Zwei Millionen Euro sollen die Wirtschaftspartner aufbringen, 1,2 Millionen Euro soll der Bund über die FFG beisteuern, 600.000 Euro will das Land Niederösterreich selbst über seine Wirtschaftsförderungsgesellschaft EcoPlus aufbringen, die restlichen 200.000 Euro möchten die Forschungseinrichtungen bezahlen.

„Elfmeter ohne Tormann“

Gabmann gab sich optimistisch, dass die Förderung genehmigt wird: „Der Bund wird zahlen.“ Er habe darüber bereits mit seinem Parteifreund, Wissenschaftsminister Johannes („Gio“) Hahn, gesprochen.
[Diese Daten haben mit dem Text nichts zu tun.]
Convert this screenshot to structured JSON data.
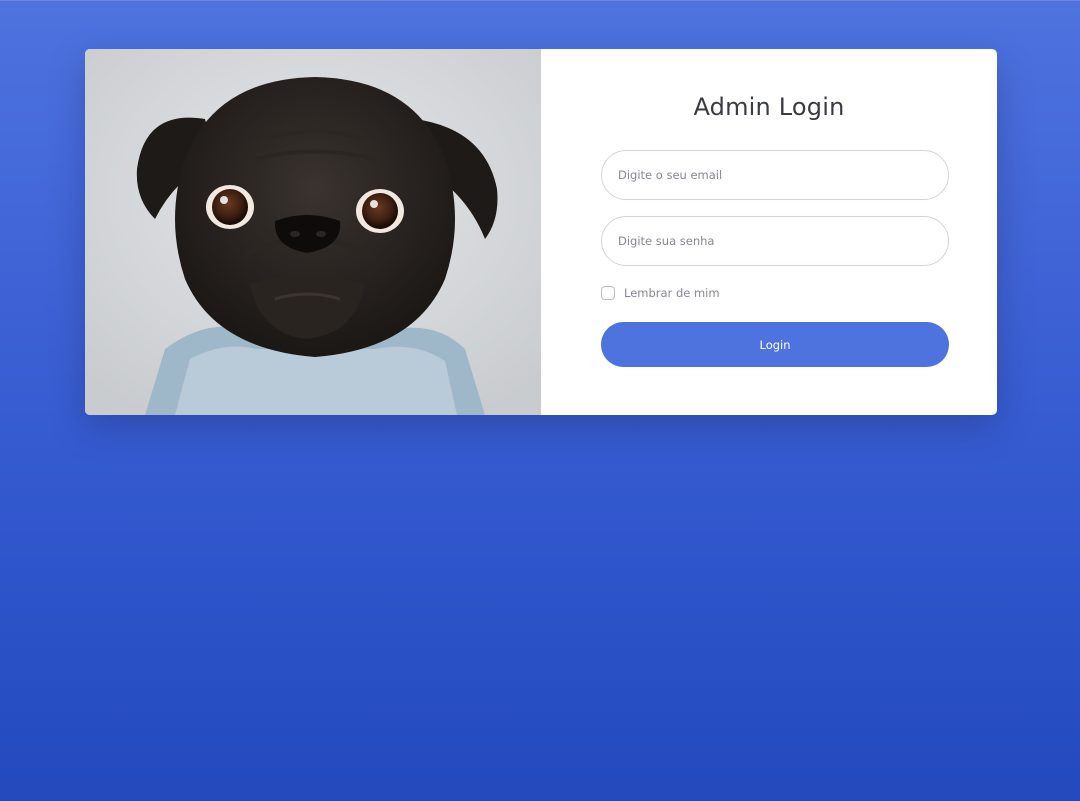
{
  "page": {
    "background_color": "#4e73df"
  },
  "login": {
    "title": "Admin Login",
    "email_placeholder": "Digite o seu email",
    "password_placeholder": "Digite sua senha",
    "remember_label": "Lembrar de mim",
    "button_label": "Login",
    "accent_color": "#4e73df"
  },
  "image": {
    "subject": "black pug wearing denim jacket"
  }
}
Außerdem sei das Projekt so gut, dass es „ein aufgelegter Elfmeter ohne Tormann“ sei.

Fehlschuss nicht auszuschließen

Wirtschaftspartner schlossen indessen gegenüber dem UMWELTSCHUTZ einen Fehlschuss nicht aus: Binnen eines halben Jahres müsse die FFG über den Antrag entscheiden. Lehne sie diesen ab, „müssen wir uns unsere Finanzierungszusagen noch einmal überlegen.“ Was dann letztlich herauskomme, sei offen.
Auch Forschungspartner bestätigten, dass die Angelegenheit noch keineswegs unter Dach und Fach sei. Im Wesentlichen habe Gabmanns heutige Aktion dazu gedient, „die Ernsthaftigkeit des Commitments des Landes Niederösterreich“ öffentlich zur Schau zu stellen.

Details offen

Bis Ende kommender Woche werden erst einmal die Details der einzureichenden Unterprojekte geklärt, hieß es seitens der beteiligten Forschungspartner. Geplant sei eine breite Palette von Vorhaben, von der Entwicklung einzelner Bauprodukte, beispielsweise Verglasungselemente, bis zu neuartigen Komplettlösungen für Niedrigenergiehäuser.
Das Forschungszentrum arsenal research etwa will einen „Umweltenergiezähler“ entwickeln, der die Leistung von Wärmepumpen, die so genannte Arbeitszahl, misst. Ein zweiter Schwerpunkt der arsenal-Forschung im Rahmen von „Future Building“ soll das Thema Gebäudesteuerung sein. Mit intelligenter Technik sollen Gebäude so gesteuert werden, dass sie möglichst energieeffizient und komfortabel sind.